Security logging and monitoring
- 2 minutes
How do you detect if you're breached? How can you determine what steps the attacker took to penetrate your system?
Without sufficient logging and monitoring, you can't detect breaches. Logging and monitoring give you an opportunity to stop an attacker in their tracks. Telemetry, logging, and monitoring enables digital forensics and post-mortem after a breach. Logging and monitoring are essential components in ensuring that you can detect any suspicious activity in close to real time, or diagnosed after the fact.
More importantly, collecting this data is useless without actively reviewing it or having alerting rules in place.
Make sure to sanitize the data to prevent from over-logging or storing sensitive information as logs.

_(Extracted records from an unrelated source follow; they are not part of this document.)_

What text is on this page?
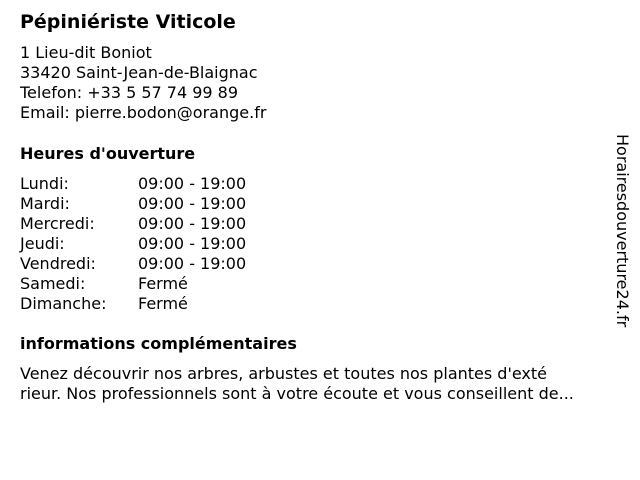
Pépiniériste Viticole
1 Lieu-dit Boniot
33420 Saint-Jean-de-Blaignac
Telefon: +33 5 57 74 99 89
Email: pierre.bodon@orange.fr
Heures d'ouverture
Lundi:	09:00 - 19:00
Mardi:	09:00 - 19:00
Mercredi:	09:00 - 19:00
Jeudi:	09:00 - 19:00
Vendredi:	09:00 - 19:00
Samedi:	Fermé
Dimanche:	Fermé
informations complémentaires
Venez découvrir nos arbres, arbustes et toutes nos plantes d'exté
rieur. Nos professionnels sont à votre écoute et vous conseillent de...
Horairesdouverture24.fr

Establish effective monitoring and alerting mechanisms. Ensure that sign in and access-control failures are logged with sufficient user context for identifying suspicious or malicious accounts. Take advantage of different logging levels (Info, Warning, Error, and so on) and log destinations. Avoid server-side error details from ever reaching client side, which can result in leaking your system's implementation details.
Important
Don't leave access to your logs unprotected.
Logging and monitoring allow teams to stop an attack before more damage can be done.
Make sure you have answers to the following questions:
- Is any logging configured, and what can be logged?
- Who viewed or downloaded a specific file?
- Have any incorrect authentication attempts occurred?
- Who logged in recently?
- Have authentication events happened at unexpected times or for unexpected locations (Microsoft Entra Conditional Access)?
.NET comes with a LoggerFactory, which is in Microsoft.Extensions.Logging.
Code review notes
In our scenario, your new DevOps team can prevent security logging and monitoring failures in their .NET applications by:
- Using a centralized logging framework (such as NLog) or service (such as Application Insights). ASP.NET Core provides native logging capabilities through ILogger or LoggerFactory that you can easily add to your solutions.
- Log all relevant security events such as authentication failures, authorization failures, and input validation failures.
- Monitor logs for anomalies and alerts using automation.
- Perform dynamic application security testing (for example, with OWASP ZAP Scan, GitHub Actions, or Azure DevOps Pipeline tasks).